Тэм указал на горелку для нагревания воздуха:
— Ее можно приспособить для работы на древесном угле, который мы сможем добыть где угодно. Это, конечно, не такое экономичное топливо, как масло, но тоже неплохое. Зато в небесных просторах горячий воздух доставит нам большую радость.
— Это почему же? Мы ведь будем ближе к солнцу.
— Ха, а откуда, по-твоему, падает град? Оттуда! Чем выше ты поднимаешься, тем холоднее должно становиться.
Она подумала про себя: тогда ветер заморозит ее голую задницу, пока она будет писать желтым льдом.
Хассо объяснил, как можно разобрать секции и отсеки гондолы, чтобы превратить ее в большую телегу или, в зависимости от местного климата, сани. После приземления им, возможно, придется некоторое время волочить «Розу» по земле к югу до того места, откуда можно будет взлететь и попасть в поток западного ветра в высоких слоях атмосферы, потому что на малой высоте ветры дуют в обратную сторону от дома.
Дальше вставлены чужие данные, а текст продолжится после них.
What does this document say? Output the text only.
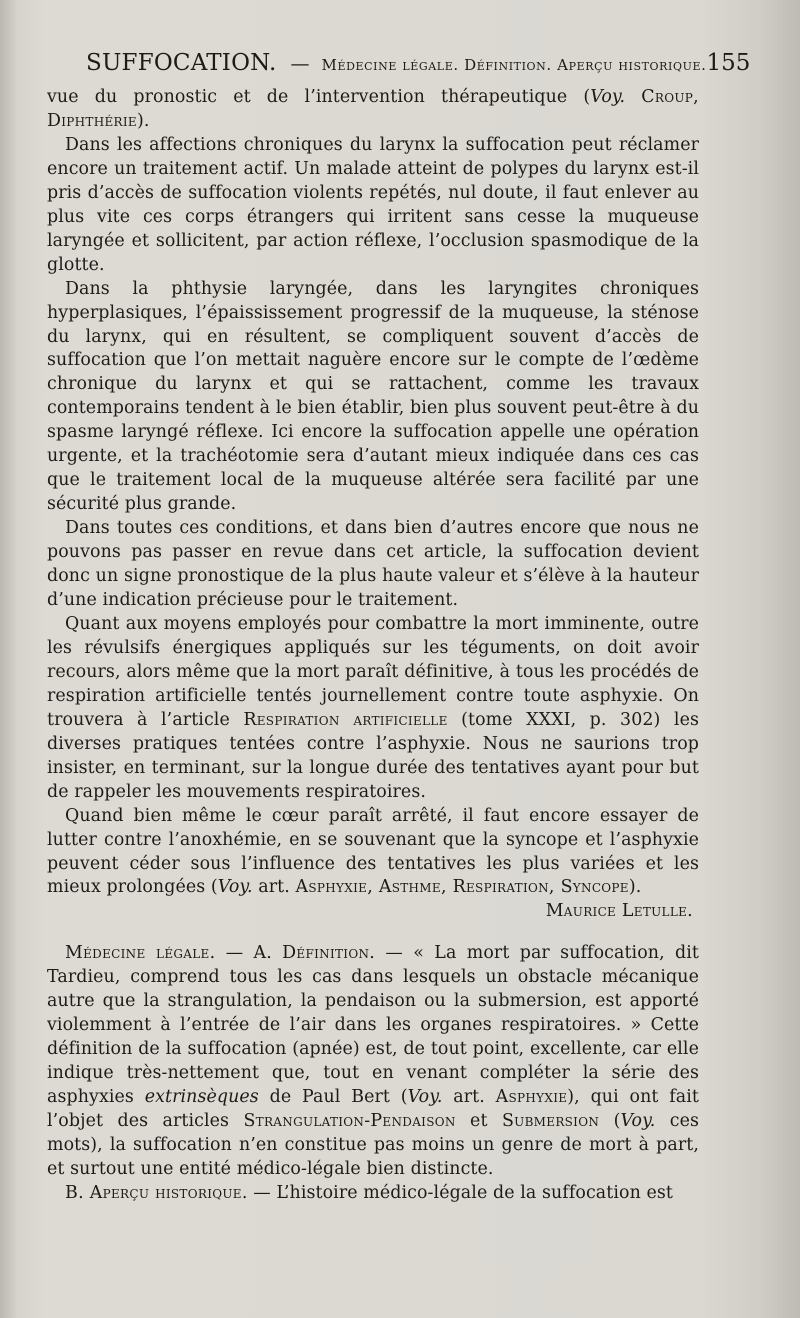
SUFFOCATION. — Médecine légale. Définition. Aperçu historique. 155

vue du pronostic et de l’intervention thérapeutique (Voy. Croup, Diphthérie).

Dans les affections chroniques du larynx la suffocation peut réclamer encore un traitement actif. Un malade atteint de polypes du larynx est-il pris d’accès de suffocation violents repétés, nul doute, il faut enlever au plus vite ces corps étrangers qui irritent sans cesse la muqueuse laryngée et sollicitent, par action réflexe, l’occlusion spasmodique de la glotte.

Dans la phthysie laryngée, dans les laryngites chroniques hyperplasiques, l’épaississement progressif de la muqueuse, la sténose du larynx, qui en résultent, se compliquent souvent d’accès de suffocation que l’on mettait naguère encore sur le compte de l’œdème chronique du larynx et qui se rattachent, comme les travaux contemporains tendent à le bien établir, bien plus souvent peut-être à du spasme laryngé réflexe. Ici encore la suffocation appelle une opération urgente, et la trachéotomie sera d’autant mieux indiquée dans ces cas que le traitement local de la muqueuse altérée sera facilité par une sécurité plus grande.

Dans toutes ces conditions, et dans bien d’autres encore que nous ne pouvons pas passer en revue dans cet article, la suffocation devient donc un signe pronostique de la plus haute valeur et s’élève à la hauteur d’une indication précieuse pour le traitement.

Quant aux moyens employés pour combattre la mort imminente, outre les révulsifs énergiques appliqués sur les téguments, on doit avoir recours, alors même que la mort paraît définitive, à tous les procédés de respiration artificielle tentés journellement contre toute asphyxie. On trouvera à l’article Respiration artificielle (tome XXXI, p. 302) les diverses pratiques tentées contre l’asphyxie. Nous ne saurions trop insister, en terminant, sur la longue durée des tentatives ayant pour but de rappeler les mouvements respiratoires.

Quand bien même le cœur paraît arrêté, il faut encore essayer de lutter contre l’anoxhémie, en se souvenant que la syncope et l’asphyxie peuvent céder sous l’influence des tentatives les plus variées et les mieux prolongées (Voy. art. Asphyxie, Asthme, Respiration, Syncope).

Maurice Letulle.

Médecine légale. — A. Définition. — « La mort par suffocation, dit Tardieu, comprend tous les cas dans lesquels un obstacle mécanique autre que la strangulation, la pendaison ou la submersion, est apporté violemment à l’entrée de l’air dans les organes respiratoires. » Cette définition de la suffocation (apnée) est, de tout point, excellente, car elle indique très-nettement que, tout en venant compléter la série des asphyxies extrinsèques de Paul Bert (Voy. art. Asphyxie), qui ont fait l’objet des articles Strangulation-Pendaison et Submersion (Voy. ces mots), la suffocation n’en constitue pas moins un genre de mort à part, et surtout une entité médico-légale bien distincte.

B. Aperçu historique. — L’histoire médico-légale de la suffocation est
В гондоле можно будет даже плыть по воде, если использовать шелк для паруса (и как следует задраить отверстие уборной). За песками должна быть вода, и эта вода не должна вызывать фобии.
Впервые Йалин подумала о том, что они могут не вернуться — и не по своей воле. Но она отогнала прочь эту мысль.
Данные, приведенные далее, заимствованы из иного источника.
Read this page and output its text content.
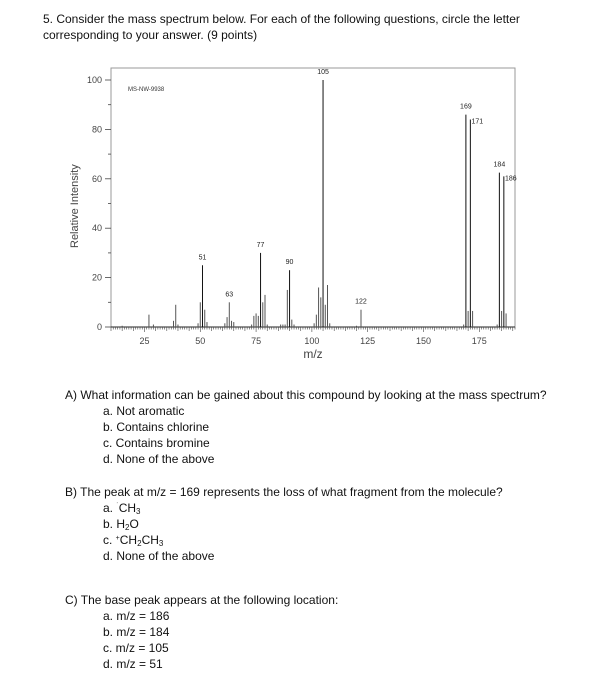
5. Consider the mass spectrum below. For each of the following questions, circle the letter
corresponding to your answer. (9 points)
25	50	75	100	125	150	175
0
20
40
60
80
100
51
63
77
90
105
122
169
171
184
186
MS-NW-9938
Relative Intensity
m/z
A) What information can be gained about this compound by looking at the mass spectrum?
a. Not aromatic
b. Contains chlorine
c. Contains bromine
d. None of the above
B) The peak at m/z = 169 represents the loss of what fragment from the molecule?
a. $^˙CH_3$
b. $H_2O$
c. $^+CH_2CH_3$
d. None of the above
C) The base peak appears at the following location:
a. m/z = 186
b. m/z = 184
c. m/z = 105
d. m/z = 51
Проведя пару часов в штаб-квартире экспедиции, с листом покупок в кармане Йалин отправилась домой по улице Капиз. Конечно, нужны еще пряности! Они придадут вкус их пресным «сухим пайкам» и всему, чем придется перебиваться в конце путешествия. Что до Хассо, она прощала ему безразличие к еде. За время осады Шпиля в Веррино он привык потуже затягивать пояс, именно там он и научился презирать вкусную еду.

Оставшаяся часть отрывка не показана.